Thursday, December 20, 2012

Vouchers on the Front Burner: New Texas Senate Education Committee Chair Talks "School Choice"

New Chair Dan Patrick is making his mark on the Senate Education Committee early, putting his goals for school choice front and center on his agenda.

The clamor over school choice will likely drown out many of Patrick's other goals for the session: expanding career and technology courses; dropping the number of required end-of-course tests; and expanding online courses.

Patrick laid out for options for choice: transfer between schools in a district; putting a child in a school outside the district with capacity; lifting the cap on charter schools; and, most controversial, passing an education scholarship tax credit.

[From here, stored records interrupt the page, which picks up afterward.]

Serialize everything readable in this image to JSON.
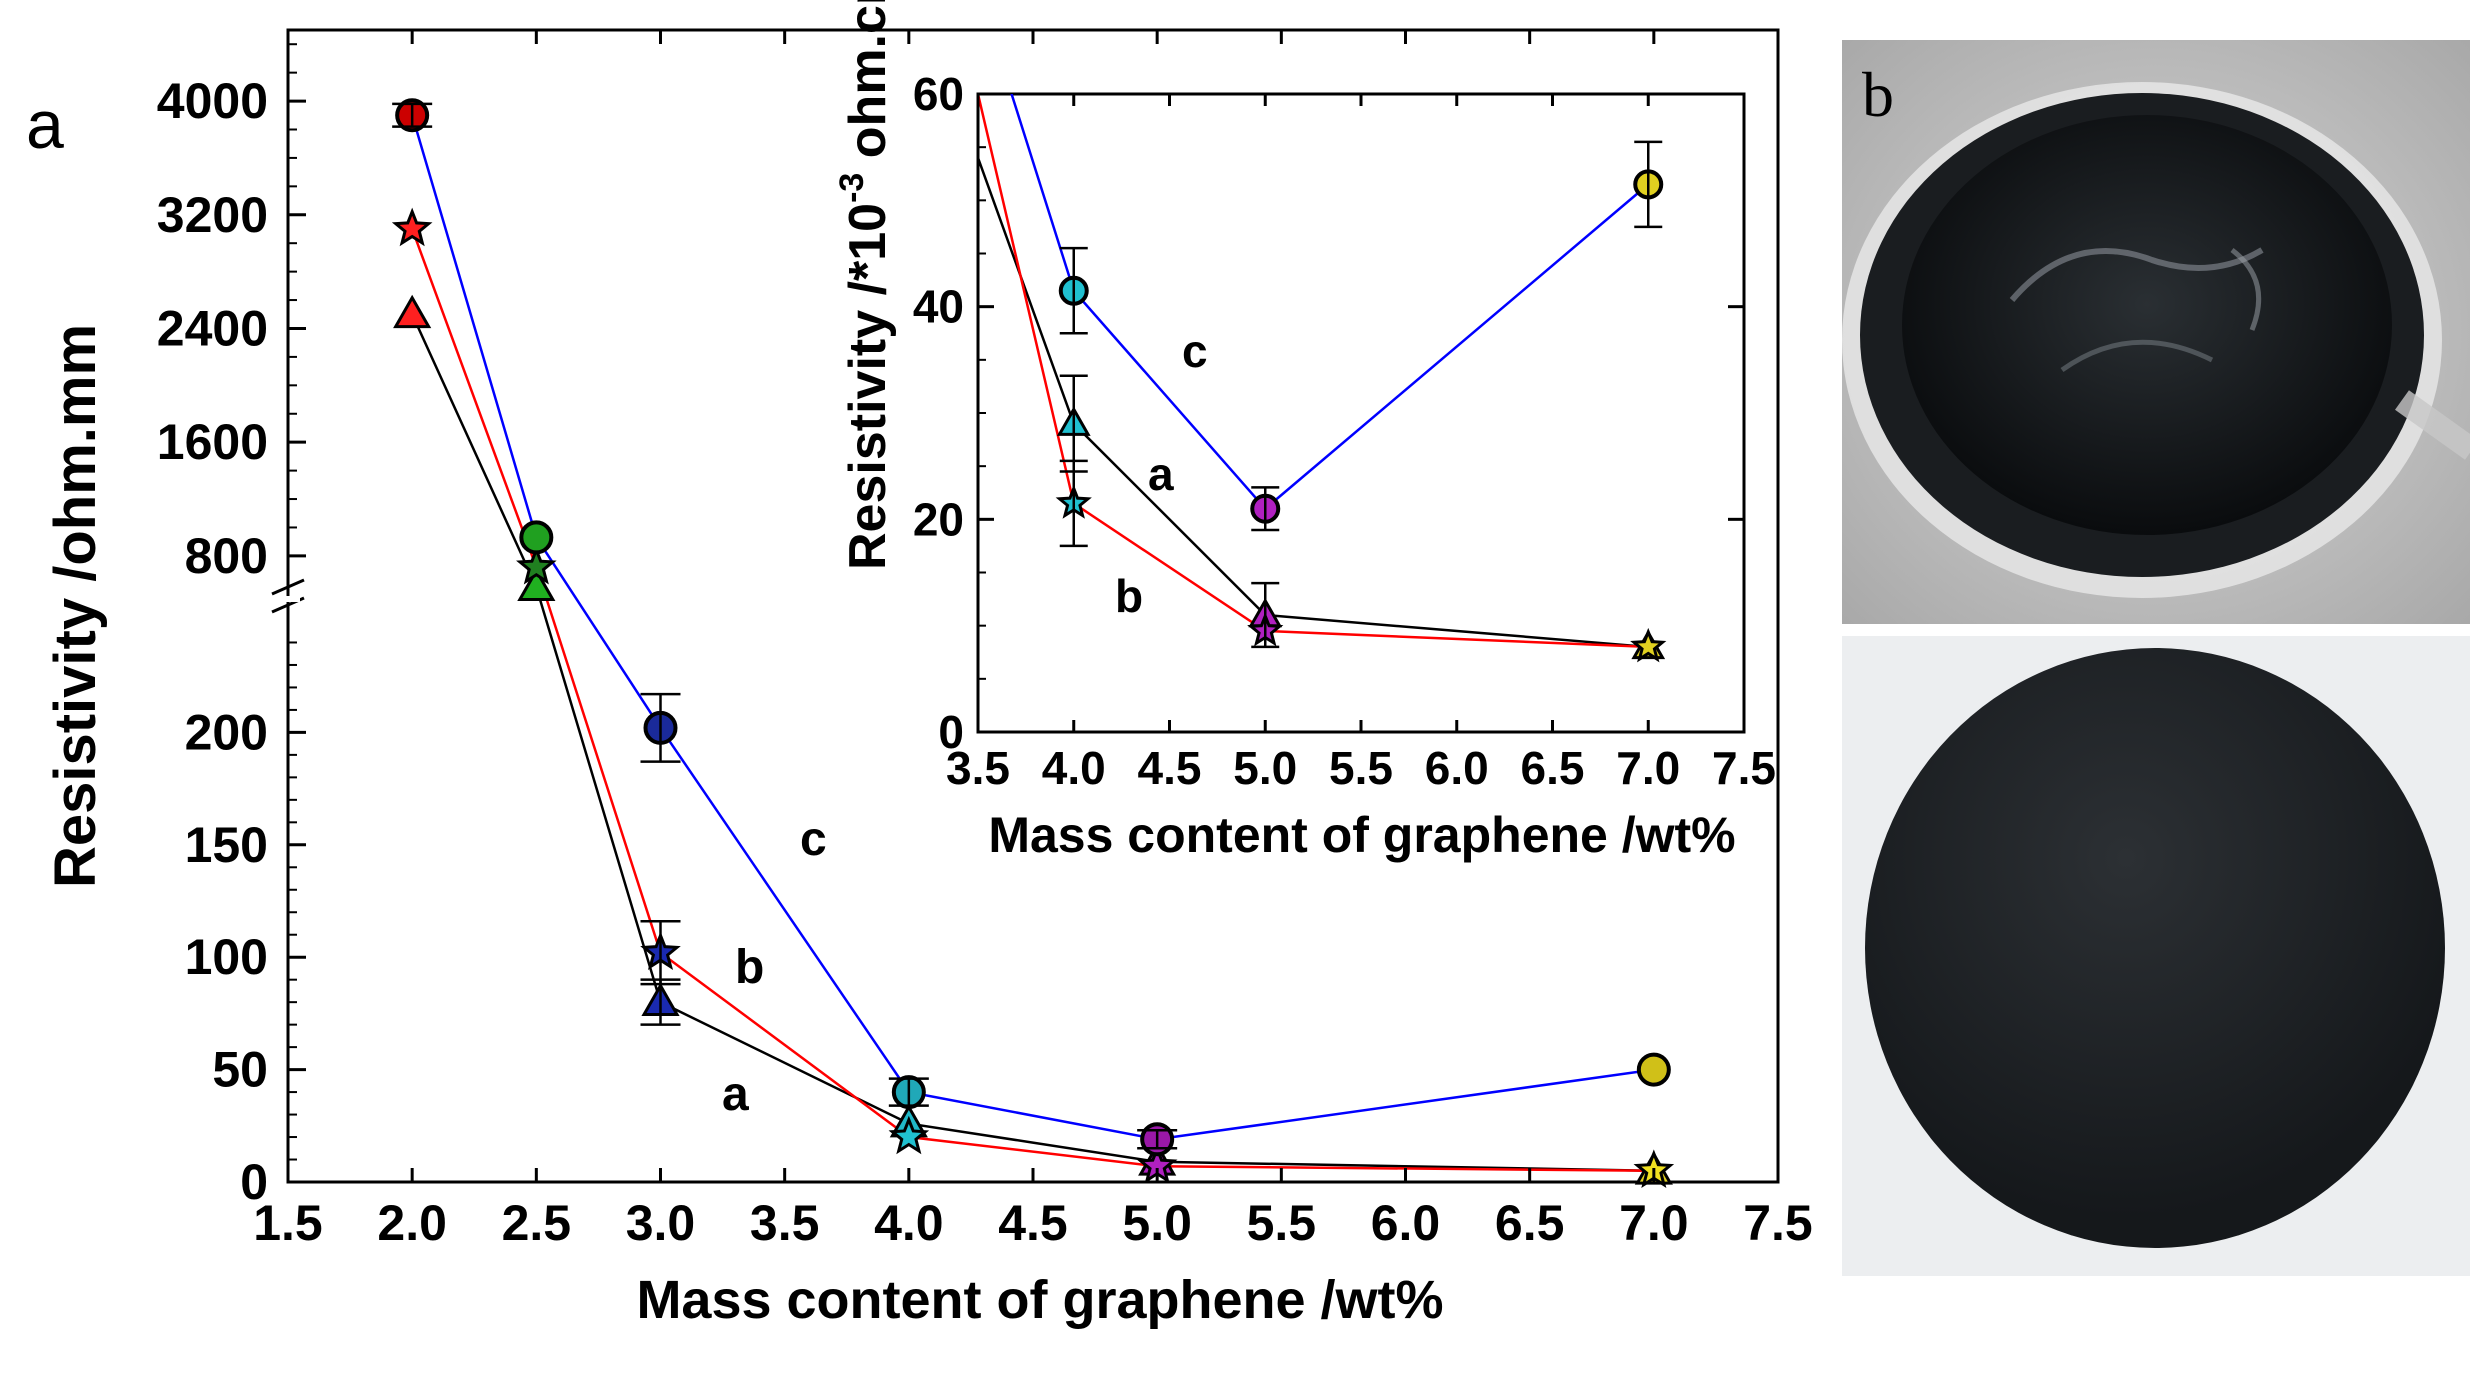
{
  "panel_labels": {
    "main": "a",
    "photos": "b"
  },
  "chart_data": [
    {
      "type": "line",
      "name": "main",
      "xlabel": "Mass content of graphene /wt%",
      "ylabel": "Resistivity /ohm.mm",
      "xlim": [
        1.5,
        7.5
      ],
      "x_ticks": [
        "1.5",
        "2.0",
        "2.5",
        "3.0",
        "3.5",
        "4.0",
        "4.5",
        "5.0",
        "5.5",
        "6.0",
        "6.5",
        "7.0",
        "7.5"
      ],
      "y_axis_break": true,
      "y_lower_range": [
        0,
        250
      ],
      "y_lower_ticks": [
        "0",
        "50",
        "100",
        "150",
        "200"
      ],
      "y_upper_range": [
        560,
        4500
      ],
      "y_upper_ticks": [
        "800",
        "1600",
        "2400",
        "3200",
        "4000"
      ],
      "x_categories": [
        2.0,
        2.5,
        3.0,
        4.0,
        5.0,
        7.0
      ],
      "series": [
        {
          "name": "a",
          "color": "#000000",
          "marker": "triangle",
          "values": [
            2500,
            580,
            80,
            26,
            9,
            5
          ]
        },
        {
          "name": "b",
          "color": "#ff0000",
          "marker": "star",
          "values": [
            3100,
            720,
            102,
            20,
            7,
            5
          ]
        },
        {
          "name": "c",
          "color": "#0000ff",
          "marker": "circle",
          "values": [
            3900,
            930,
            202,
            40,
            19,
            50
          ]
        }
      ],
      "series_labels": [
        "a",
        "b",
        "c"
      ]
    },
    {
      "type": "line",
      "name": "inset",
      "xlabel": "Mass content of graphene /wt%",
      "ylabel": "Resistivity /*10",
      "ylabel_sup": "-3",
      "ylabel_suffix": " ohm.cm",
      "xlim": [
        3.5,
        7.5
      ],
      "ylim": [
        0,
        60
      ],
      "x_ticks": [
        "3.5",
        "4.0",
        "4.5",
        "5.0",
        "5.5",
        "6.0",
        "6.5",
        "7.0",
        "7.5"
      ],
      "y_ticks": [
        "0",
        "20",
        "40",
        "60"
      ],
      "series": [
        {
          "name": "a",
          "color": "#000000",
          "x": [
            3.5,
            4.0,
            5.0,
            7.0
          ],
          "values": [
            54,
            29,
            11,
            8
          ]
        },
        {
          "name": "b",
          "color": "#ff0000",
          "x": [
            3.5,
            4.0,
            5.0,
            7.0
          ],
          "values": [
            60,
            21.5,
            9.5,
            8
          ]
        },
        {
          "name": "c",
          "color": "#0000ff",
          "x": [
            3.5,
            4.0,
            5.0,
            7.0
          ],
          "values": [
            70,
            41.5,
            21,
            51.5
          ]
        }
      ],
      "series_labels": [
        "a",
        "b",
        "c"
      ]
    }
  ],
  "photos": [
    {
      "name": "beaker-with-graphene-paste"
    },
    {
      "name": "graphene-coated-disc"
    }
  ]
}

Under Patrick's plan, which has the blessing of Lt. Gov. David Dewhurst, the state's neediest children in failing schools could pursue a scholarship drawn from businesses willing to set aside up to a quarter of their business franchise taxes.

Texas schools don't need evolution, Patrick said. They need a revolution.

"It is immoral to say to any student or any parent, you have to go to a poor-performing public school because that's your zip code," Patrick said. "How do we say to that child, we expect you to graduate with high honors, but you have to go to a school that is a failure."

The school choice tax credit has passed other states, most notably in Florida. The Texas Association of Non-Public Schools argues that moving 300,000 student off the public school rolls, via tax credit scholarships, could save as much as $6 billion.

The Texas Freedom Network was quick to point out the potential pitfalls of such a program, such as funding students already enrolled in private school; scholarship organizations controlled by lobbyists; and a cottage industry that has grown up around soliciting tax credits donations.

"Tax credits are just a backdoor voucher scheme that diverts tax dollars from neighborhood public schools to private and religious schools," said Kathy Miller of the Texas Freedom Network. "Evidence in other states shows that these tax credits are a racket. They provide a big tax loophole for corporations and often benefit mostly well-to-do families with kids already in private schools while shortchanging our kids in public schools."